Claude Parent, un visionnaire à l’épreuve du temps. Entretien avec Audrey Jeanroy

04.03.23

Audrey Jeanroy, historienne de l’art, vient de publier aux Editions Parenthèses un ouvrage monographique sur l’œuvre de Claude Parent.
A l’occasion du centenaire de la naissance de l’architecte, nous l’avons contactée pour un entretien.

Projet pour le Praticable de Venise, 1970
© Gilles Ehrmann, Archives Claude Parent, droits réservés

  • Quand et comment avez-vous rencontré l’œuvre de Claude Parent ?
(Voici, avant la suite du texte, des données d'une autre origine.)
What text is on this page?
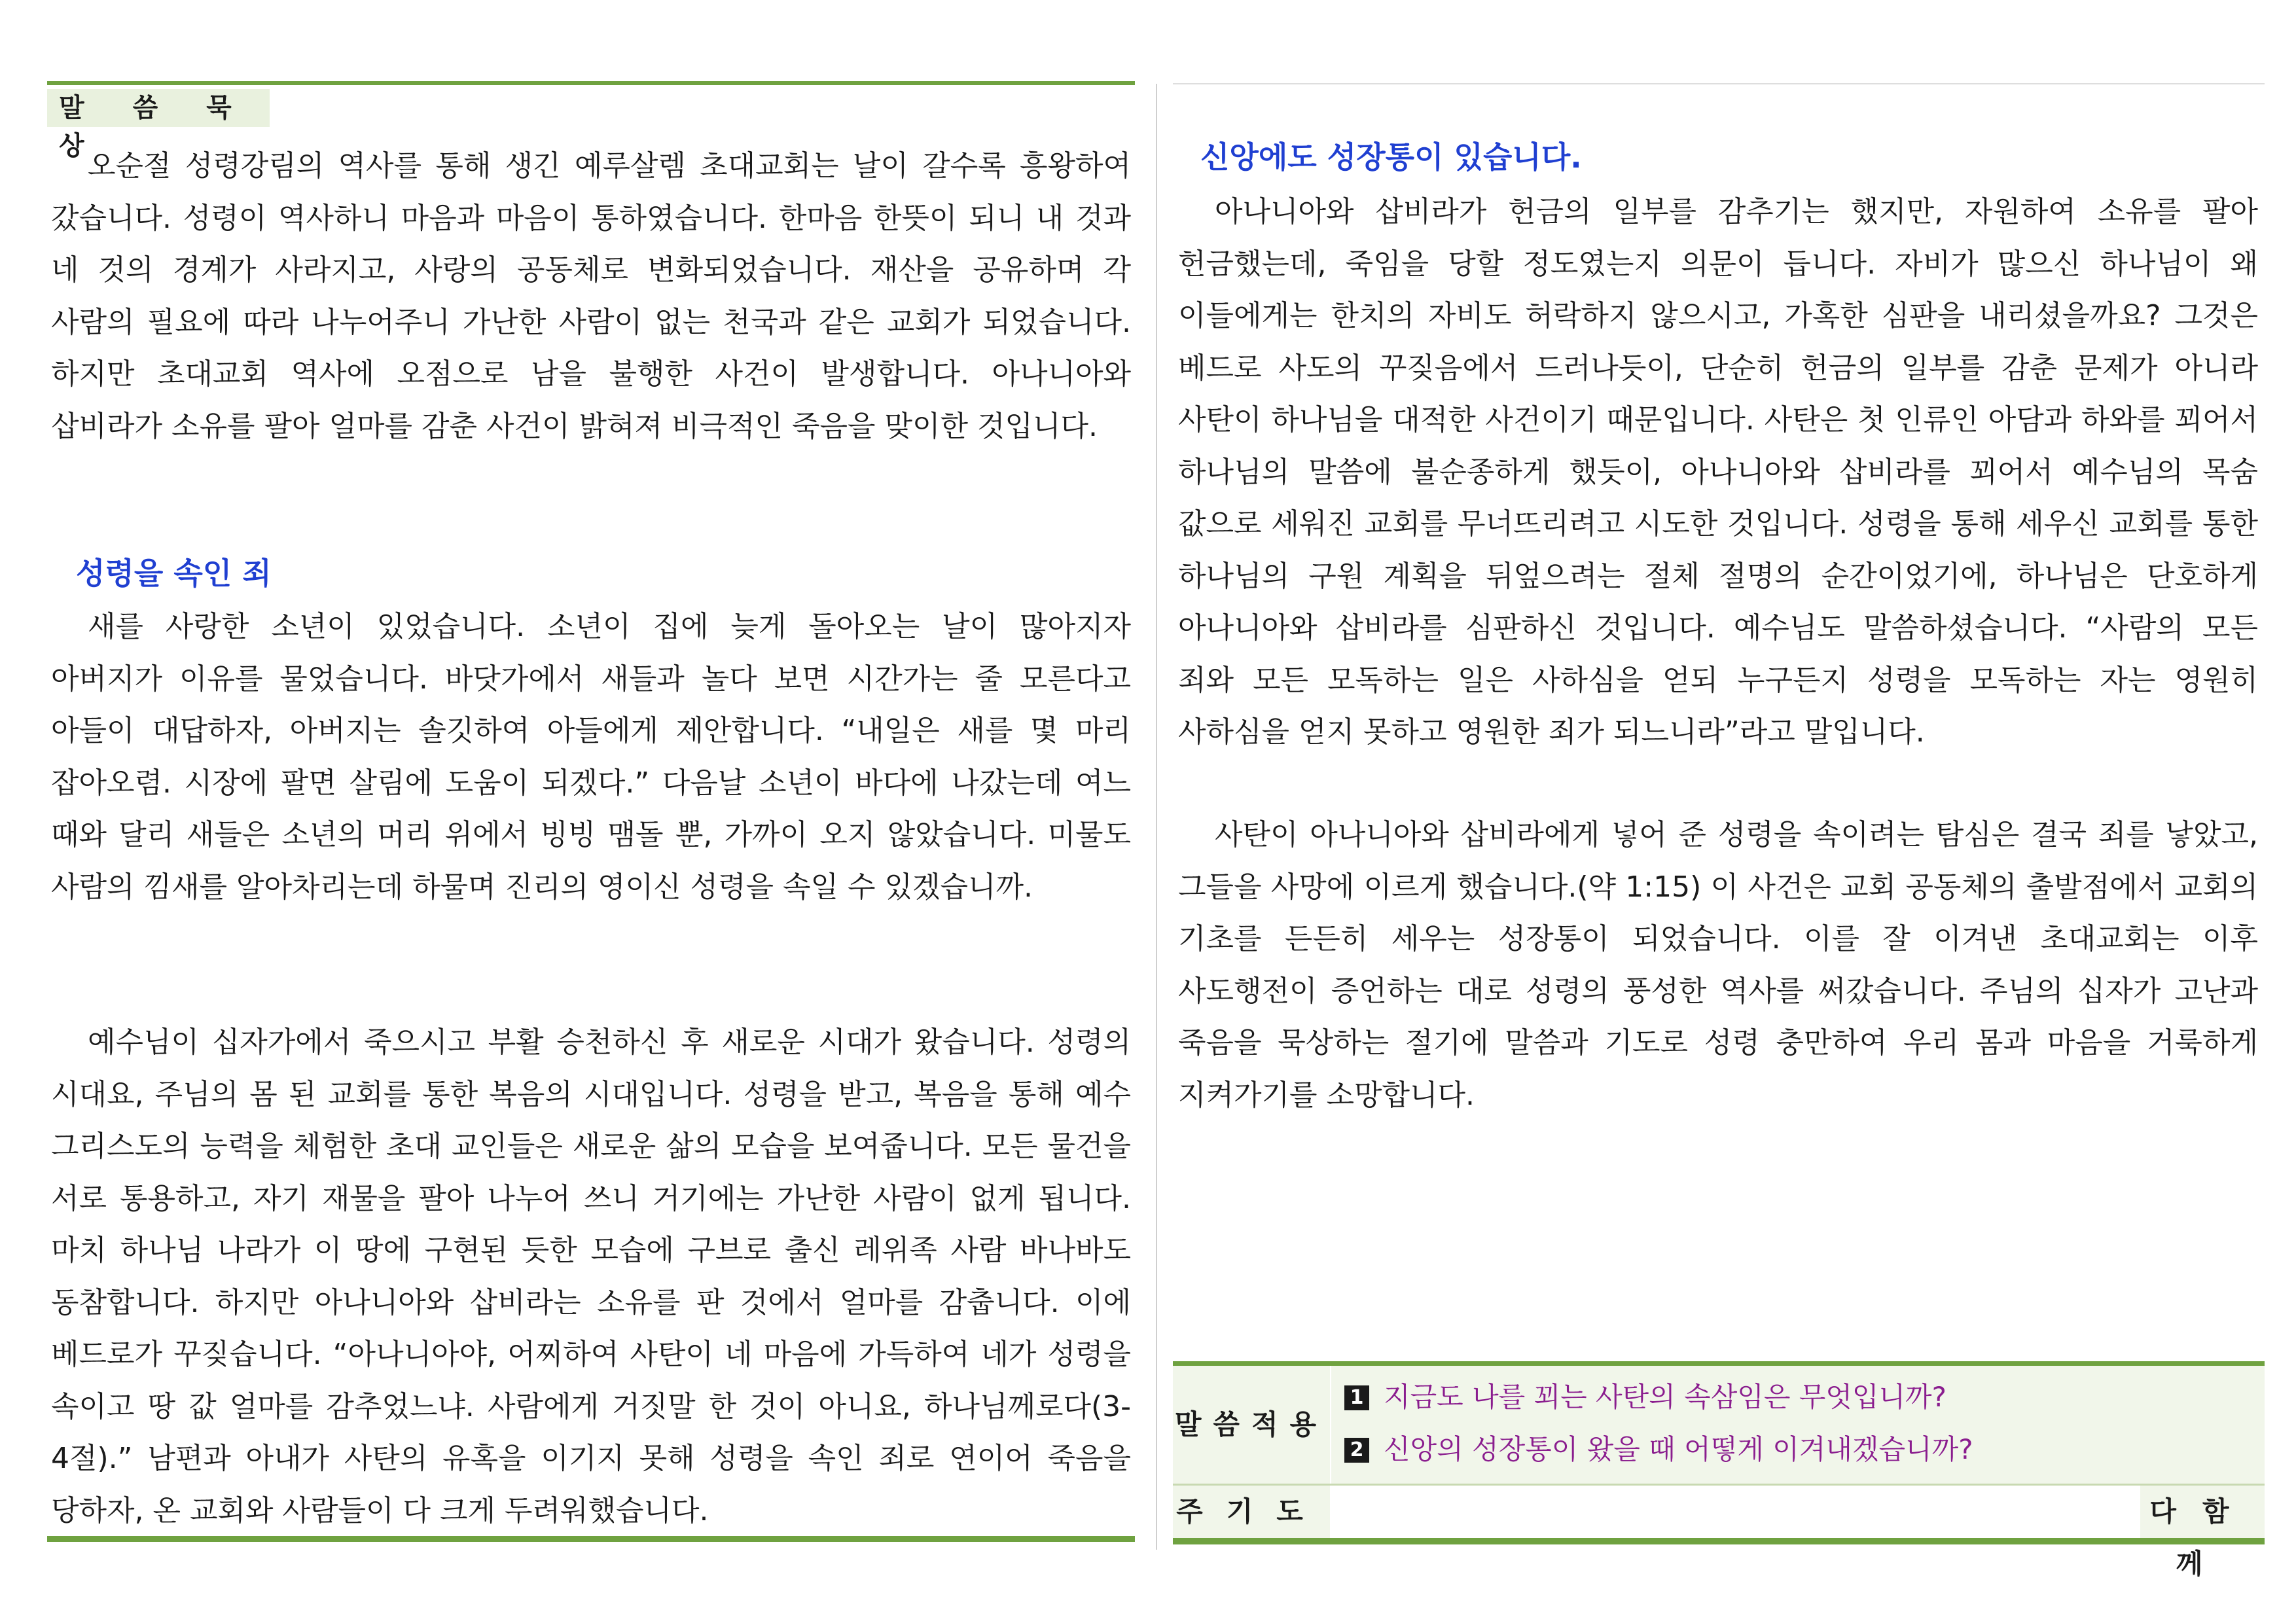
말 씀 묵 상

오순절 성령강림의 역사를 통해 생긴 예루살렘 초대교회는 날이 갈수록 흥왕하여 갔습니다. 성령이 역사하니 마음과 마음이 통하였습니다. 한마음 한뜻이 되니 내 것과 네 것의 경계가 사라지고, 사랑의 공동체로 변화되었습니다. 재산을 공유하며 각 사람의 필요에 따라 나누어주니 가난한 사람이 없는 천국과 같은 교회가 되었습니다. 하지만 초대교회 역사에 오점으로 남을 불행한 사건이 발생합니다. 아나니아와 삽비라가 소유를 팔아 얼마를 감춘 사건이 밝혀져 비극적인 죽음을 맞이한 것입니다.

성령을 속인 죄

새를 사랑한 소년이 있었습니다. 소년이 집에 늦게 돌아오는 날이 많아지자 아버지가 이유를 물었습니다. 바닷가에서 새들과 놀다 보면 시간가는 줄 모른다고 아들이 대답하자, 아버지는 솔깃하여 아들에게 제안합니다. “내일은 새를 몇 마리 잡아오렴. 시장에 팔면 살림에 도움이 되겠다.” 다음날 소년이 바다에 나갔는데 여느 때와 달리 새들은 소년의 머리 위에서 빙빙 맴돌 뿐, 가까이 오지 않았습니다. 미물도 사람의 낌새를 알아차리는데 하물며 진리의 영이신 성령을 속일 수 있겠습니까.

예수님이 십자가에서 죽으시고 부활 승천하신 후 새로운 시대가 왔습니다. 성령의 시대요, 주님의 몸 된 교회를 통한 복음의 시대입니다. 성령을 받고, 복음을 통해 예수 그리스도의 능력을 체험한 초대 교인들은 새로운 삶의 모습을 보여줍니다. 모든 물건을 서로 통용하고, 자기 재물을 팔아 나누어 쓰니 거기에는 가난한 사람이 없게 됩니다. 마치 하나님 나라가 이 땅에 구현된 듯한 모습에 구브로 출신 레위족 사람 바나바도 동참합니다. 하지만 아나니아와 삽비라는 소유를 판 것에서 얼마를 감춥니다. 이에 베드로가 꾸짖습니다. “아나니아야, 어찌하여 사탄이 네 마음에 가득하여 네가 성령을 속이고 땅 값 얼마를 감추었느냐. 사람에게 거짓말 한 것이 아니요, 하나님께로다(3-4절).” 남편과 아내가 사탄의 유혹을 이기지 못해 성령을 속인 죄로 연이어 죽음을 당하자, 온 교회와 사람들이 다 크게 두려워했습니다.

신앙에도 성장통이 있습니다.

아나니아와 삽비라가 헌금의 일부를 감추기는 했지만, 자원하여 소유를 팔아 헌금했는데, 죽임을 당할 정도였는지 의문이 듭니다. 자비가 많으신 하나님이 왜 이들에게는 한치의 자비도 허락하지 않으시고, 가혹한 심판을 내리셨을까요? 그것은 베드로 사도의 꾸짖음에서 드러나듯이, 단순히 헌금의 일부를 감춘 문제가 아니라 사탄이 하나님을 대적한 사건이기 때문입니다. 사탄은 첫 인류인 아담과 하와를 꾀어서 하나님의 말씀에 불순종하게 했듯이, 아나니아와 삽비라를 꾀어서 예수님의 목숨 값으로 세워진 교회를 무너뜨리려고 시도한 것입니다. 성령을 통해 세우신 교회를 통한 하나님의 구원 계획을 뒤엎으려는 절체 절명의 순간이었기에, 하나님은 단호하게 아나니아와 삽비라를 심판하신 것입니다. 예수님도 말씀하셨습니다. “사람의 모든 죄와 모든 모독하는 일은 사하심을 얻되 누구든지 성령을 모독하는 자는 영원히 사하심을 얻지 못하고 영원한 죄가 되느니라”라고 말입니다.

사탄이 아나니아와 삽비라에게 넣어 준 성령을 속이려는 탐심은 결국 죄를 낳았고, 그들을 사망에 이르게 했습니다.(약 1:15) 이 사건은 교회 공동체의 출발점에서 교회의 기초를 든든히 세우는 성장통이 되었습니다. 이를 잘 이겨낸 초대교회는 이후 사도행전이 증언하는 대로 성령의 풍성한 역사를 써갔습니다. 주님의 십자가 고난과 죽음을 묵상하는 절기에 말씀과 기도로 성령 충만하여 우리 몸과 마음을 거룩하게 지켜가기를 소망합니다.

말씀적용
1 지금도 나를 꾀는 사탄의 속삼임은 무엇입니까?
2 신앙의 성장통이 왔을 때 어떻게 이겨내겠습니까?
주기도	다함께
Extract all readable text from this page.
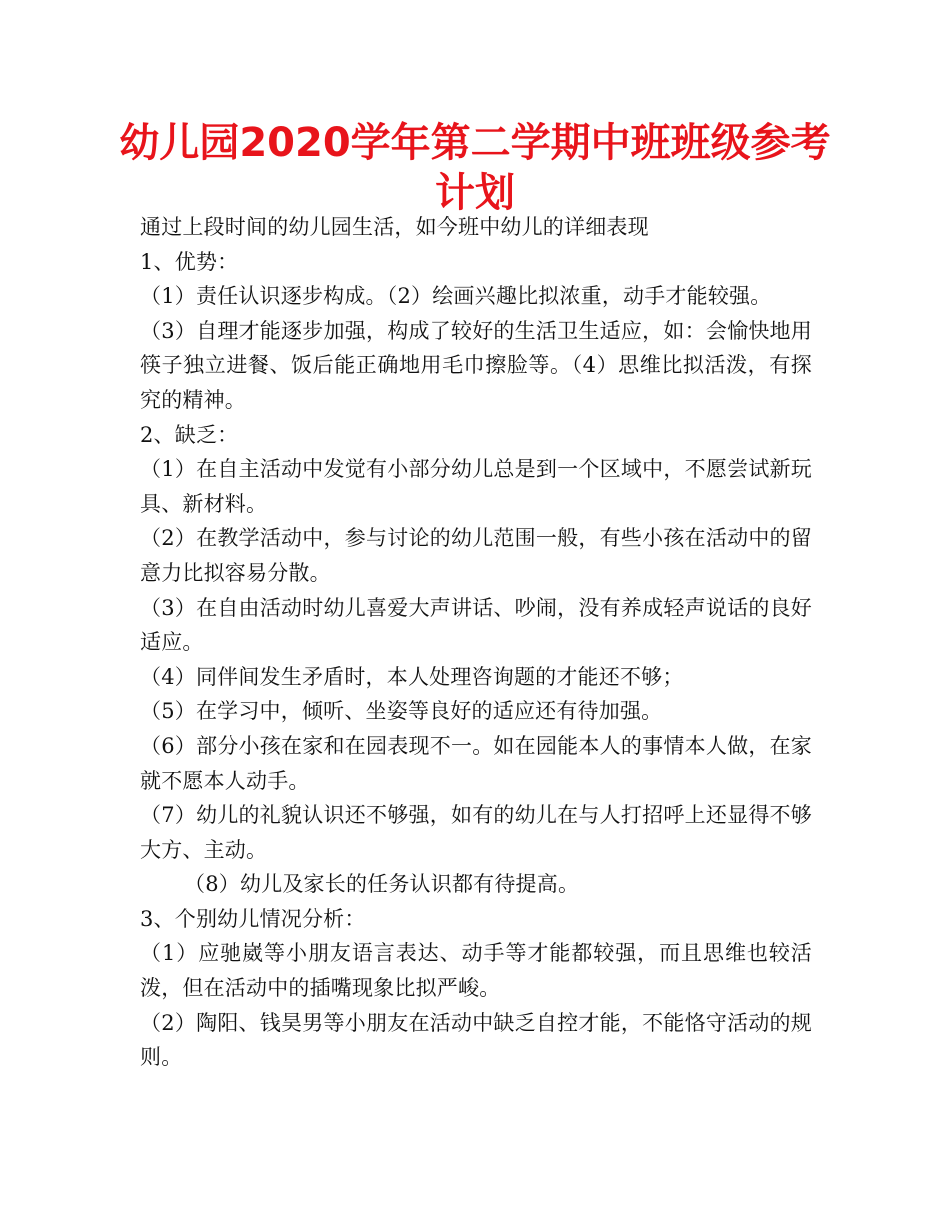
幼儿园2020学年第二学期中班班级参考计划

通过上段时间的幼儿园生活，如今班中幼儿的详细表现

1、优势：

（1）责任认识逐步构成。（2）绘画兴趣比拟浓重，动手才能较强。

（3）自理才能逐步加强，构成了较好的生活卫生适应，如：会愉快地用筷子独立进餐、饭后能正确地用毛巾擦脸等。（4）思维比拟活泼，有探究的精神。

2、缺乏：

（1）在自主活动中发觉有小部分幼儿总是到一个区域中，不愿尝试新玩具、新材料。

（2）在教学活动中，参与讨论的幼儿范围一般，有些小孩在活动中的留意力比拟容易分散。

（3）在自由活动时幼儿喜爱大声讲话、吵闹，没有养成轻声说话的良好适应。

（4）同伴间发生矛盾时，本人处理咨询题的才能还不够；

（5）在学习中，倾听、坐姿等良好的适应还有待加强。

（6）部分小孩在家和在园表现不一。如在园能本人的事情本人做，在家就不愿本人动手。

（7）幼儿的礼貌认识还不够强，如有的幼儿在与人打招呼上还显得不够大方、主动。

（8）幼儿及家长的任务认识都有待提高。

3、个别幼儿情况分析：

（1）应驰崴等小朋友语言表达、动手等才能都较强，而且思维也较活泼，但在活动中的插嘴现象比拟严峻。

（2）陶阳、钱昊男等小朋友在活动中缺乏自控才能，不能恪守活动的规则。
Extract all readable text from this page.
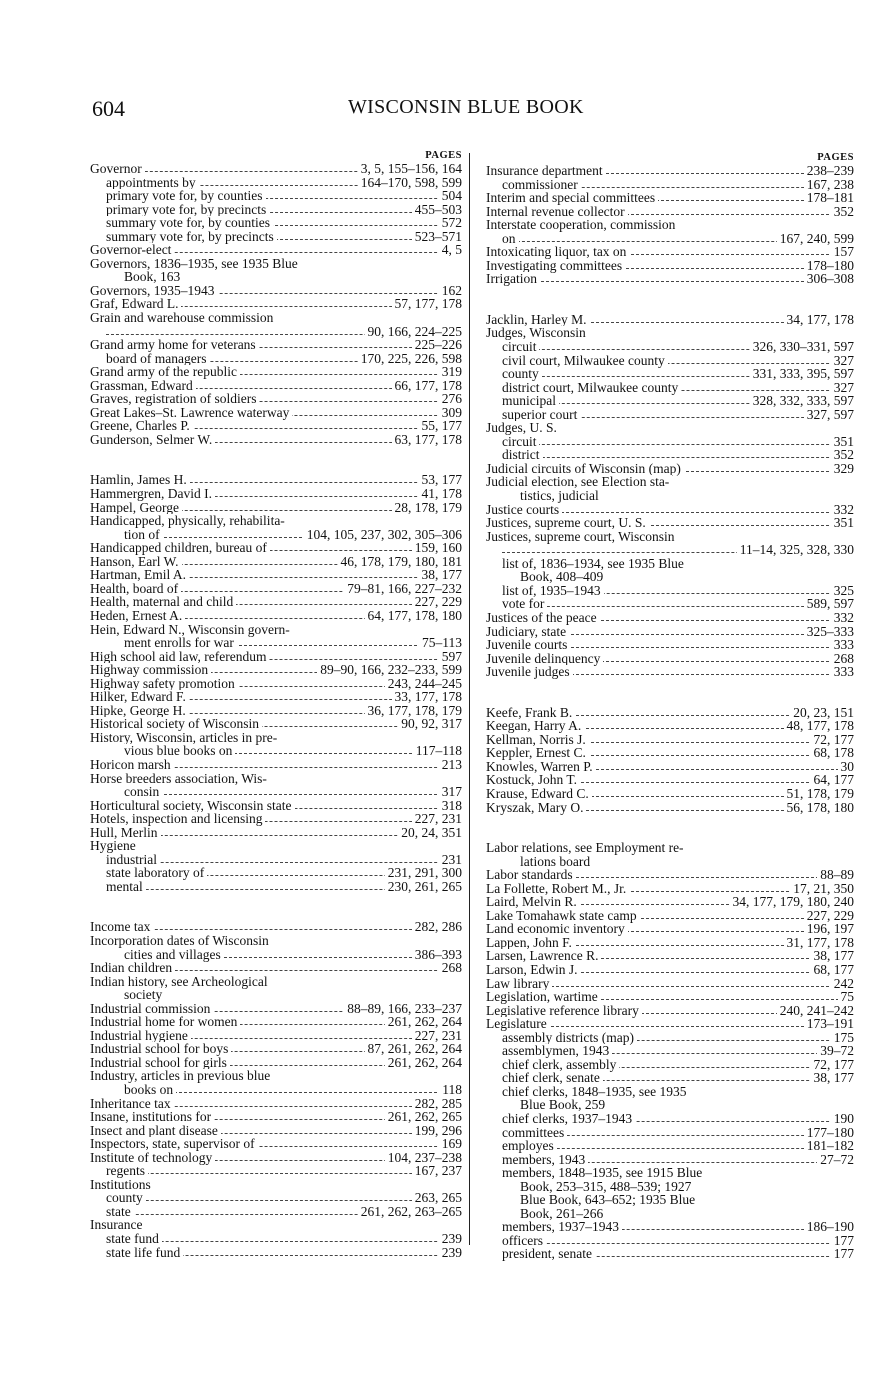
604	WISCONSIN BLUE BOOK
PAGES
Governor	3, 5, 155–156, 164
appointments by	164–170, 598, 599
primary vote for, by counties	504
primary vote for, by precincts	455–503
summary vote for, by counties	572
summary vote for, by precincts	523–571
Governor-elect	4, 5
Governors, 1836–1935, see 1935 Blue
Book, 163
Governors, 1935–1943	162
Graf, Edward L.	57, 177, 178
Grain and warehouse commission
90, 166, 224–225
Grand army home for veterans	225–226
board of managers	170, 225, 226, 598
Grand army of the republic	319
Grassman, Edward	66, 177, 178
Graves, registration of soldiers	276
Great Lakes–St. Lawrence waterway	309
Greene, Charles P.	55, 177
Gunderson, Selmer W.	63, 177, 178
Hamlin, James H.	53, 177
Hammergren, David I.	41, 178
Hampel, George	28, 178, 179
Handicapped, physically, rehabilita-
tion of	104, 105, 237, 302, 305–306
Handicapped children, bureau of	159, 160
Hanson, Earl W.	46, 178, 179, 180, 181
Hartman, Emil A.	38, 177
Health, board of	79–81, 166, 227–232
Health, maternal and child	227, 229
Heden, Ernest A.	64, 177, 178, 180
Hein, Edward N., Wisconsin govern-
ment enrolls for war	75–113
High school aid law, referendum	597
Highway commission	89–90, 166, 232–233, 599
Highway safety promotion	243, 244–245
Hilker, Edward F.	33, 177, 178
Hipke, George H.	36, 177, 178, 179
Historical society of Wisconsin	90, 92, 317
History, Wisconsin, articles in pre-
vious blue books on	117–118
Horicon marsh	213
Horse breeders association, Wis-
consin	317
Horticultural society, Wisconsin state	318
Hotels, inspection and licensing	227, 231
Hull, Merlin	20, 24, 351
Hygiene
industrial	231
state laboratory of	231, 291, 300
mental	230, 261, 265
Income tax	282, 286
Incorporation dates of Wisconsin
cities and villages	386–393
Indian children	268
Indian history, see Archeological
society
Industrial commission	88–89, 166, 233–237
Industrial home for women	261, 262, 264
Industrial hygiene	227, 231
Industrial school for boys	87, 261, 262, 264
Industrial school for girls	261, 262, 264
Industry, articles in previous blue
books on	118
Inheritance tax	282, 285
Insane, institutions for	261, 262, 265
Insect and plant disease	199, 296
Inspectors, state, supervisor of	169
Institute of technology	104, 237–238
regents	167, 237
Institutions
county	263, 265
state	261, 262, 263–265
Insurance
state fund	239
state life fund	239
PAGES
Insurance department	238–239
commissioner	167, 238
Interim and special committees	178–181
Internal revenue collector	352
Interstate cooperation, commission
on	167, 240, 599
Intoxicating liquor, tax on	157
Investigating committees	178–180
Irrigation	306–308
Jacklin, Harley M.	34, 177, 178
Judges, Wisconsin
circuit	326, 330–331, 597
civil court, Milwaukee county	327
county	331, 333, 395, 597
district court, Milwaukee county	327
municipal	328, 332, 333, 597
superior court	327, 597
Judges, U. S.
circuit	351
district	352
Judicial circuits of Wisconsin (map)	329
Judicial election, see Election sta-
tistics, judicial
Justice courts	332
Justices, supreme court, U. S.	351
Justices, supreme court, Wisconsin
11–14, 325, 328, 330
list of, 1836–1934, see 1935 Blue
Book, 408–409
list of, 1935–1943	325
vote for	589, 597
Justices of the peace	332
Judiciary, state	325–333
Juvenile courts	333
Juvenile delinquency	268
Juvenile judges	333
Keefe, Frank B.	20, 23, 151
Keegan, Harry A.	48, 177, 178
Kellman, Norris J.	72, 177
Keppler, Ernest C.	68, 178
Knowles, Warren P.	30
Kostuck, John T.	64, 177
Krause, Edward C.	51, 178, 179
Kryszak, Mary O.	56, 178, 180
Labor relations, see Employment re-
lations board
Labor standards	88–89
La Follette, Robert M., Jr.	17, 21, 350
Laird, Melvin R.	34, 177, 179, 180, 240
Lake Tomahawk state camp	227, 229
Land economic inventory	196, 197
Lappen, John F.	31, 177, 178
Larsen, Lawrence R.	38, 177
Larson, Edwin J.	68, 177
Law library	242
Legislation, wartime	75
Legislative reference library	240, 241–242
Legislature	173–191
assembly districts (map)	175
assemblymen, 1943	39–72
chief clerk, assembly	72, 177
chief clerk, senate	38, 177
chief clerks, 1848–1935, see 1935
Blue Book, 259
chief clerks, 1937–1943	190
committees	177–180
employes	181–182
members, 1943	27–72
members, 1848–1935, see 1915 Blue
Book, 253–315, 488–539; 1927
Blue Book, 643–652; 1935 Blue
Book, 261–266
members, 1937–1943	186–190
officers	177
president, senate	177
J’étais étudiante en Master d’histoire de l’art et je m’intéressais au concept d’Architecture sculpture. Mon directeur de recherche à l’Université de Tours m’a alors proposé d’aller travailler au FRAC Centre-Val de Loire, qui développe une collection internationale de maquettes et dessins d’architecture. Le FRAC avait besoin de quelqu’un pour inventorier le fonds Claude Parent ; je ne connaissais pas vraiment le travail de cet architecte, à part la Maison Bloc au Cap d’Antibes, que j’avais aperçue dans des ouvrages sur l’Architecture sculpture. Je me suis donc familiarisée avec son œuvre par l’archive, ce qui m’a offert une image en creux de ses réalisations.
Les premiers cartons d’archives que j’ai ouverts au FRAC concernaient ses Praticables. J’ai tout de suite été passionnée par ces expérimentations à la fois populaires et architecturales du début des années 1970. J’ai découvert ensuite qu’il avait réalisé des centres commerciaux, des centrales électriques, et qu’il avait énormément écrit. Je me suis dit que je trouverais dans cette masse documentaire beaucoup d’éléments intéressants, à même de porter un éclairage nouveau et passionnant sur cette période.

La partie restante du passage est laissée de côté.